Sunday, May 15, 2011

The illusion of choice....

It's nice to believe that we are all masters of our own fate. The captains of our own ships. The average Joe would probably prefer to believe the concept of free choice other than predestination. To believe in predestination is to believe that all our actions are of no consequence and our fate is predetermined and inescapable. Or, that our actions do have some little consequence over some bits and pieces of our lives but the ultimate outcome remains carved in stone.

I don't know.

The best I can think of is that life is like a game of Monopoly, or poker. There is still skill involved, but skill is nothing without a good roll of the die or luck of the draw. Skill and perseverance by themselves are probably not enough, otherwise everyone working their tails off should be successful eventually. We all know this is not the case. As for pure luck, I'm not sure, I've never been that lucky to know firsthand how it is. Still, I guess it happens. People win lotteries. Some people are just at the right place at the right time. But luck is a variable, an indeterminable, an x-factor which you can't count on in life. Sometimes it's there, sometimes it isn't. And sometimes you just can't tell at all.

So if you can't rely on luck, you try to take matters into your own hands. You take charge, you take control. You make choices. But, for the sake of discussion within the confines of this blog post, let's just say that choice seems somewhat...illusory. We all make choices everyday, mundane things like what to eat, what to buy, where to go, to serious things like business decisions and personal relationships, to the seemingly irrelevant like personal labels and opinions...but most of us are still stuck in our daily routines. Choice, despite all its hype, for the most part seems to refuse to lift us from the doldrums of our daily existence. Or it is just incapable of doing so.

Just like an airbag or a seatbelt. We're just pleased to know it's there, but 99.9% of the time we don't need it, and for that 99.9% it's existence is meaningless. Unless of course you're in a car accident, and for that .1% airbags and seatbelts are the greatest things in the world.

Maybe that is the paradox of choices. Maybe, just maybe, 99.9% of the time, we'd rather choose to remain where we are now. Of course, the choice not to make a choice is a choice in itself.

Choice is also limited. The most important aspects of our lives are beyond our control. Our physical attributes and appearances are dictated by genes (unless you're extremely vain and/or you can afford cosmetic surgery). Our parents, our economic conditions at the start, our race, our nationalities, our genders (notwithstanding sex change operations), maybe even our sexual preferences are all predetermined at birth. Even after birth, our fates are at the mercy of those who rear us. Our mannerisms, beliefs, religion, morals, are shaped by those who raise us, by the schools we go to, and by the time we are of sufficient age to discern what we want for ourselves, the damage has been done, so to speak, and any new paths we choose to take are often initiated by thoughts of dissatisfaction, disillusionment, or disgruntlement over the status quo. And sometimes, it's already too late. We end up who we are...whether we like it or not.

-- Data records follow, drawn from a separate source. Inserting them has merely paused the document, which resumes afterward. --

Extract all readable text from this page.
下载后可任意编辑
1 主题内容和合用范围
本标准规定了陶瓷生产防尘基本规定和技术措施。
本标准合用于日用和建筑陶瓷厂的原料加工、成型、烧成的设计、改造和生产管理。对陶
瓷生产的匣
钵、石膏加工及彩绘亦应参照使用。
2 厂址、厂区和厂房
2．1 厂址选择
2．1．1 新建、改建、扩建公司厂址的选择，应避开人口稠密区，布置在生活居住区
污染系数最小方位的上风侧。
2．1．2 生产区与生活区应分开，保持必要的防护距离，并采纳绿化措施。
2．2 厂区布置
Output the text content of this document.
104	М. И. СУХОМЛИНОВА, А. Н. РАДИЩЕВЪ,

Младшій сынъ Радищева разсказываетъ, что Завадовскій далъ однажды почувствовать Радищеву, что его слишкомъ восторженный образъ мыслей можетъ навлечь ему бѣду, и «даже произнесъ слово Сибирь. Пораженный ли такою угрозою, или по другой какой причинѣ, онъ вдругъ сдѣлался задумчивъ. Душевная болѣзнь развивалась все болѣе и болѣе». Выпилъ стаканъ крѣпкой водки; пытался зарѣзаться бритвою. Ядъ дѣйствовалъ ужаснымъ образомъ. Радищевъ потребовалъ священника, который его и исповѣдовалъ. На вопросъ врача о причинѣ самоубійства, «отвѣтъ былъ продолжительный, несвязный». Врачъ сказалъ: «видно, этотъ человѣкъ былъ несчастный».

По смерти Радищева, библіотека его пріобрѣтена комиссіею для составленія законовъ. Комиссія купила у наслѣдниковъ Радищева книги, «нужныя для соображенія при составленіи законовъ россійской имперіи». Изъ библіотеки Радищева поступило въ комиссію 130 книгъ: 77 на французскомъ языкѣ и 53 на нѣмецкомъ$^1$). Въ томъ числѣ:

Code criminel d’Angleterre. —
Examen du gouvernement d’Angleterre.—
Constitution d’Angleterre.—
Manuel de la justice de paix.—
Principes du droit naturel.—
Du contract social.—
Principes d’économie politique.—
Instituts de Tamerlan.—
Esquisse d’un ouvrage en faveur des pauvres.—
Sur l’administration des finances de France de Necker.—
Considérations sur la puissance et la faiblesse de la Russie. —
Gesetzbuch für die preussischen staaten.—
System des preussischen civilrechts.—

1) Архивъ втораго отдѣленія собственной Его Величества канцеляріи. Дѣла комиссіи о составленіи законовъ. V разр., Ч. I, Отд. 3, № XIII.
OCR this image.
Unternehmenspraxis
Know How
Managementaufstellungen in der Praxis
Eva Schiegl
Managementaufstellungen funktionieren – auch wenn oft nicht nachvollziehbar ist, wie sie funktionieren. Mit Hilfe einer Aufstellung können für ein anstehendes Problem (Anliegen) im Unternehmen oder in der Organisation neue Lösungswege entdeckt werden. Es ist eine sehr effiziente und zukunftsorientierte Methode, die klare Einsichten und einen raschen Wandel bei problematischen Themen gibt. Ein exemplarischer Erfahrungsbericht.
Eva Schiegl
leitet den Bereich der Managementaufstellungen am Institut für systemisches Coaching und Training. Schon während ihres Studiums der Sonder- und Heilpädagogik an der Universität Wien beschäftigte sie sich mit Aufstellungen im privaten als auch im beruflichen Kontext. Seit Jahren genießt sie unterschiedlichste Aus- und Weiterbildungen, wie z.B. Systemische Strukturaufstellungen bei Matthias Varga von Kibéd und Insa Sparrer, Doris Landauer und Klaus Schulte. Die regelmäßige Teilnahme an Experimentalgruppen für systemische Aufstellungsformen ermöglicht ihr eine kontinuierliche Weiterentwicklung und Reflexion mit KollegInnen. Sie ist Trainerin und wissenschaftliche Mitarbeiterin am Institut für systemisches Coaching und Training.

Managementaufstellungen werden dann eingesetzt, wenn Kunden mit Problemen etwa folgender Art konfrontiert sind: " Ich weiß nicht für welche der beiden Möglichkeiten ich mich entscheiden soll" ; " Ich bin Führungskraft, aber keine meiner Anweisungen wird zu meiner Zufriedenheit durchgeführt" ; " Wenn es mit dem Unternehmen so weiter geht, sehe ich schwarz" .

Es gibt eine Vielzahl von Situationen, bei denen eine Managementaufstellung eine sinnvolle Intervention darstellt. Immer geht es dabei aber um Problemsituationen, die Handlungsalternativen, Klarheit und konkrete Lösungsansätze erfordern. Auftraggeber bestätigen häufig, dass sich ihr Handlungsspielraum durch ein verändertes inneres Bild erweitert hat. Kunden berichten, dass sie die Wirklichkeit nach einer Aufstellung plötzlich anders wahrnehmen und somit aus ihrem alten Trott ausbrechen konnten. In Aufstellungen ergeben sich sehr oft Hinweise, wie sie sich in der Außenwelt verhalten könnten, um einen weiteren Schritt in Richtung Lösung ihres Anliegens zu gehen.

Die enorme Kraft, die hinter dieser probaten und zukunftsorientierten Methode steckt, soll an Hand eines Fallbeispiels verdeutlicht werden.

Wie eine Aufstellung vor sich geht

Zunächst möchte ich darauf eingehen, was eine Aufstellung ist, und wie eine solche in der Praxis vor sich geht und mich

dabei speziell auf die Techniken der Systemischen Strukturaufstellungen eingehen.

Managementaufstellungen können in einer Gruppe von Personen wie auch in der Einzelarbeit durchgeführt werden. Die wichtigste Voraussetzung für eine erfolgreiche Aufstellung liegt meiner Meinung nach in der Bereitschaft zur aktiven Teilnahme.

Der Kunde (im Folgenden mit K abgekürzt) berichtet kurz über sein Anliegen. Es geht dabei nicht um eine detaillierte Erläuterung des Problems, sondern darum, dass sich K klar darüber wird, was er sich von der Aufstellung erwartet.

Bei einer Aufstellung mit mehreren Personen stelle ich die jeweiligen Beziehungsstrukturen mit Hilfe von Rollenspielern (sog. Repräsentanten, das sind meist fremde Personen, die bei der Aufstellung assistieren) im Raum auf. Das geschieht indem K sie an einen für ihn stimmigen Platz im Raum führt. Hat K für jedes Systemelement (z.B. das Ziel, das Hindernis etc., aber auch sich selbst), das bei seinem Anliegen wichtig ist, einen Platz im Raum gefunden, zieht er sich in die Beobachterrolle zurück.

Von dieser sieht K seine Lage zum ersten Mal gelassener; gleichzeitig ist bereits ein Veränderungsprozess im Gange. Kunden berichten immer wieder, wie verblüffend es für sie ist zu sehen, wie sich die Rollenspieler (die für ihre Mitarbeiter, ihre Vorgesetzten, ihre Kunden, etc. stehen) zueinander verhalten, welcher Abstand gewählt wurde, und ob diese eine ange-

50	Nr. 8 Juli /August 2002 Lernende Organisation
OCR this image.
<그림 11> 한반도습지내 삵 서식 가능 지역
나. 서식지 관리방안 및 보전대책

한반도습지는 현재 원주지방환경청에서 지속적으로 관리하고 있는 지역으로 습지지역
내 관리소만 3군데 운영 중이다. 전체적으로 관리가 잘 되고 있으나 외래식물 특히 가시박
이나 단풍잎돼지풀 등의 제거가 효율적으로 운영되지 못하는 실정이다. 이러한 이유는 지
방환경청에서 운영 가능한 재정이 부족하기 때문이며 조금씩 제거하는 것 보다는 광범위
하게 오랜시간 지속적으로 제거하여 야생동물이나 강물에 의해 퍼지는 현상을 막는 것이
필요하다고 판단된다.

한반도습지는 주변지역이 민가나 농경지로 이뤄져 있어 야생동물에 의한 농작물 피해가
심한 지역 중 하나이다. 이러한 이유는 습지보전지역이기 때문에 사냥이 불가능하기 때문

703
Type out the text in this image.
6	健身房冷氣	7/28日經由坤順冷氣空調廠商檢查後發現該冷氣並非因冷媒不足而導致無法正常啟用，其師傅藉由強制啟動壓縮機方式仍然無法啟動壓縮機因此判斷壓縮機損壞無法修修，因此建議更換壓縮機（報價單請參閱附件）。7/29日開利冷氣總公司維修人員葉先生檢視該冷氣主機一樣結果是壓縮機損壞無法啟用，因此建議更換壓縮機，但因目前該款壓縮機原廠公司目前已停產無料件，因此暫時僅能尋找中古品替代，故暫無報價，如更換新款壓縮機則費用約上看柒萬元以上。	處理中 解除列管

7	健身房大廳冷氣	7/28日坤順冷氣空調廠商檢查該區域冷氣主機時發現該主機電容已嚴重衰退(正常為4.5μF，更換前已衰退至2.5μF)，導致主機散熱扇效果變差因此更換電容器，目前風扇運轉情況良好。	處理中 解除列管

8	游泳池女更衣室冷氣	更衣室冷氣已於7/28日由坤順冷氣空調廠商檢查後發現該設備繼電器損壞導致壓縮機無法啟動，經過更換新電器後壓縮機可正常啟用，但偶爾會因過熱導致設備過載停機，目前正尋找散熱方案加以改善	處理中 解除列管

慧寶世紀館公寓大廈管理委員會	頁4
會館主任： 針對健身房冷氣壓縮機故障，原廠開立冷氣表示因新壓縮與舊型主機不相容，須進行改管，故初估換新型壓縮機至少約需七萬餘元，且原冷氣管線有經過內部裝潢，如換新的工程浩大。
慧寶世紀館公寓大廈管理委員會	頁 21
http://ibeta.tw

The concept of youth is also paradox in itself. Why are the most important choices in our lives, the ones which may actually have some bearing for the rest of our lives given to us in our youth, when we do not have the wisdom, the mental and emotional fortitude to make good choices. It seems that life has condemned us to make mistakes in our youth and to spend most of our adult lives paying for those mistakes.

Maybe that's the way life was meant to be.

I can be such a cynic. :-)

Still, agree or disagree...it makes good food for thought. It's a debate that has been going on since time immemorial, and it doesn't seem if anyone will have any of the answers anytime soon.

Sometimes...I just think that there's really no such thing as fate or destiny. Or even control or choice. Everything just revolves around...causality. Things happen simply because. Just because. Good or bad, that maybe all there is to it. Causality. Maybe I'll go further along this train of thought in future post. For now, let's leave it at that.

No one can see beyond a choice they don't understand, and I mean no one.